Isabella Lupi, Alessandro Brancatella, Filomena Cetani, Francesco Latrofa, E Helen Kemp, Claudio Marcocci
The Journal of Clinical Endocrinology & Metabolism, Volume 105, Issue 5, May 2020, dgaa092
https://doi.org/10.1210/clinem/dgaa092
Immune checkpoint inhibitors (ICIs), such as programmed cell death protein-1 (PD-1), programmed cell death protein-ligand 1 (PD-L1), and cytotoxic T lymphocyte antigen-4 (CTLA-4) monoclonal antibodies, are approved for the treatment of some types of advanced cancer. Their main treatment-related side-effects are immune-related adverse events (irAEs), especially thyroid dysfunction and hypophysitis. Hypoparathyroidism, on the contrary, is an extremely rare irAE.

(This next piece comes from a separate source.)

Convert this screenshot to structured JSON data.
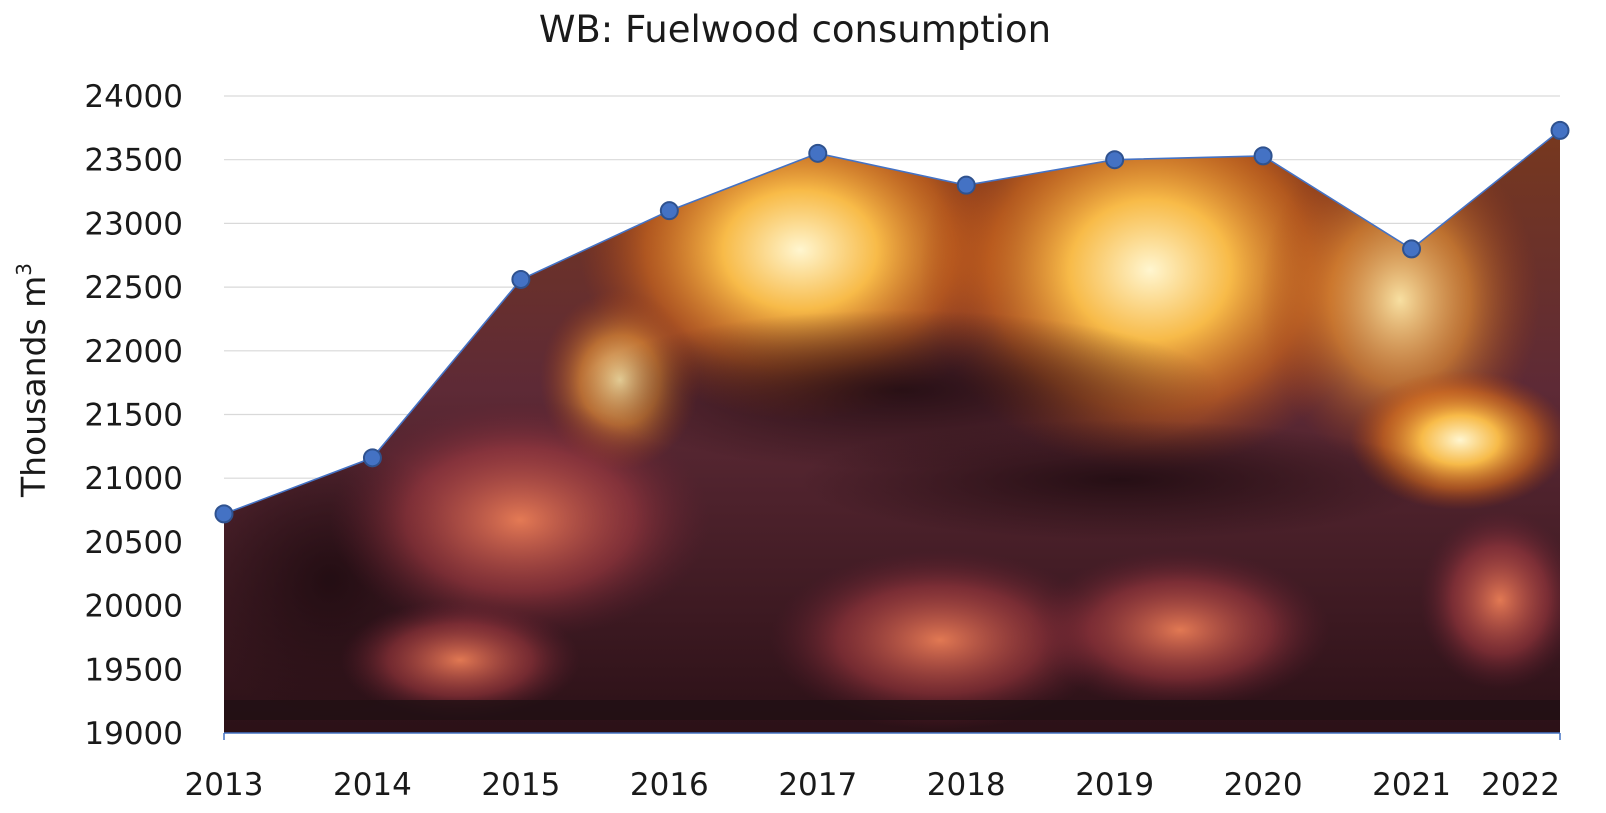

The aim of the study was to investigate the etiology of autoimmune hypoparathyroidism in a lung cancer patient treated with pembrolizumab, an anti-PD-1.
Calcium-sensing receptor (CaSR) autoantibodies, their functional activity, immunoglobulin (Ig) subclasses and epitopes involved in the pathogenesis of autoimmune hypoparathyroidism were tested.
The patient developed hypocalcemia after 15 cycles of pembrolizumab. Calcium levels normalized with oral calcium carbonate and calcitriol and no remission of hypocalcemia was demonstrated during a 9-month follow-up. The patient was found to be positive for CaSR-stimulating antibodies, of IgG1 and IgG3 subclasses, that were able to recognize functional epitopes on the receptor, thus causing hypocalcemia.
The finding confirms that ICI therapy can trigger, among other endocrinopathies, hypoparathyroidism, which can be caused by pathogenic autoantibodies.